Gliomas and Malignant Tumors

This group of tumors arises from the cells supporting the neurons in the brain. Some of these tumors initially present as low-grade, slowly -growing masses and can eventually progress to more aggressive, high-grade tumors. There are also tumors that are more aggressive and malignant at their outset.

This group includes astrocytoma and oligodendroglioma as well as tumors in which these cell types are combined oligoastrocytomas or mixed gliomas. More aggressive tumors have the word anaplastic in their descriptive name. The most aggressive type of glioma is called glioblastoma multiforme. Anaplastic gliomas and glioblastoma multiforme are termed malignant gliomas and represent approximately 40 percent of all brain tumors.

Malignant gliomas will spread from the site of origin to other areas in the brain but will almost never spread outside the brain. There is typically a gradient of infiltrating tumor cells that decreases as the distance from the margin increases. Most commonly, the tumor will recur at the same location that it started or immediately adjacent thereto. Radiation therapy treatment recommendations for malignant gliomas currently advise that several centimeters of apparently normal brain tissue around the tumor be treated to try to prevent these tumors from recurring at the edge of the area where the radiation is given.

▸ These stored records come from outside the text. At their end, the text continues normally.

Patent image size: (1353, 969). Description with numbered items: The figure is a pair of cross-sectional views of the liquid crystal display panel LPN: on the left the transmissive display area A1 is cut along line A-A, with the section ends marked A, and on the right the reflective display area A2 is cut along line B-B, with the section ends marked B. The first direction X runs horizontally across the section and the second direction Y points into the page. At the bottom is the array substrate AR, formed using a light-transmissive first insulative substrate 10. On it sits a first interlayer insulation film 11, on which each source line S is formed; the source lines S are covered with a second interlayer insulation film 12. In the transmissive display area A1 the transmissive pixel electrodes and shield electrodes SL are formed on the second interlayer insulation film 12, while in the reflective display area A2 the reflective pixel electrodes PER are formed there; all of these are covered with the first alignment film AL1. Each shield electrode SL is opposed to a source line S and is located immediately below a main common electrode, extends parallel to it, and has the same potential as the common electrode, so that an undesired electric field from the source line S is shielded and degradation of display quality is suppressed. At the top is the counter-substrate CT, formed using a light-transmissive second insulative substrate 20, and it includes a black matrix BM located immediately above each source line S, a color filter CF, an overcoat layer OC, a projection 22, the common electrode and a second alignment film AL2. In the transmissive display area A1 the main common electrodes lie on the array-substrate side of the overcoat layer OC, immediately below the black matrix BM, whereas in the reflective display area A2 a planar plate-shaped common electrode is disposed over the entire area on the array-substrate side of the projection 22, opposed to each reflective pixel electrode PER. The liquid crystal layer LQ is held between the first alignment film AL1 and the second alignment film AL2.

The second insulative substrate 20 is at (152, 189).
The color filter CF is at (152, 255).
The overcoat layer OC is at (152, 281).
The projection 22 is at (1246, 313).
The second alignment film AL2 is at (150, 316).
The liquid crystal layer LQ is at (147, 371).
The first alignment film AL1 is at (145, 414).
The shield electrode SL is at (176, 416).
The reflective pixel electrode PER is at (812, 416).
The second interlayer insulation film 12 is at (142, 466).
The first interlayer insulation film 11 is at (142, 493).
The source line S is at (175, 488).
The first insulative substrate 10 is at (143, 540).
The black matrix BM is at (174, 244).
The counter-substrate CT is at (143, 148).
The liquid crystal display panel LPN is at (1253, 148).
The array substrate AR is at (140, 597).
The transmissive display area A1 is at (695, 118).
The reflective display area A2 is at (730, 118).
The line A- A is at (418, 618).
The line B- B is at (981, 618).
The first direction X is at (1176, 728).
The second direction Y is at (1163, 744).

A current study being run by the RTOG is using 3D conformal treatment and dose escalation to evaluate whether this promising technology can safely deliver higher doses of radiation to the tumor in patients who have had an operation for glioblastoma multiforme. Prior studies have not shown any benefit from higher doses of radiation than is conventionally given over six weeks's time, but it is hoped that modern technology may help limit the dose of radiation to normal brain tissue to a greater extent than was previously possible. If this can be safely done, one outcome may be improved survival from lower failure rates, but this remains to be proven.

Current trials are underway evaluating the role of chemotherapy in the treatment of malignant gliomas and low-grade gliomas. Oligodendrogliomas seem to be more responsive to chemotherapy than other gliomas. There have been promising initial results. New drugs active against gliomas will be found through these trials and physicians will learn how best to integrate them with surgery and radiation therapy.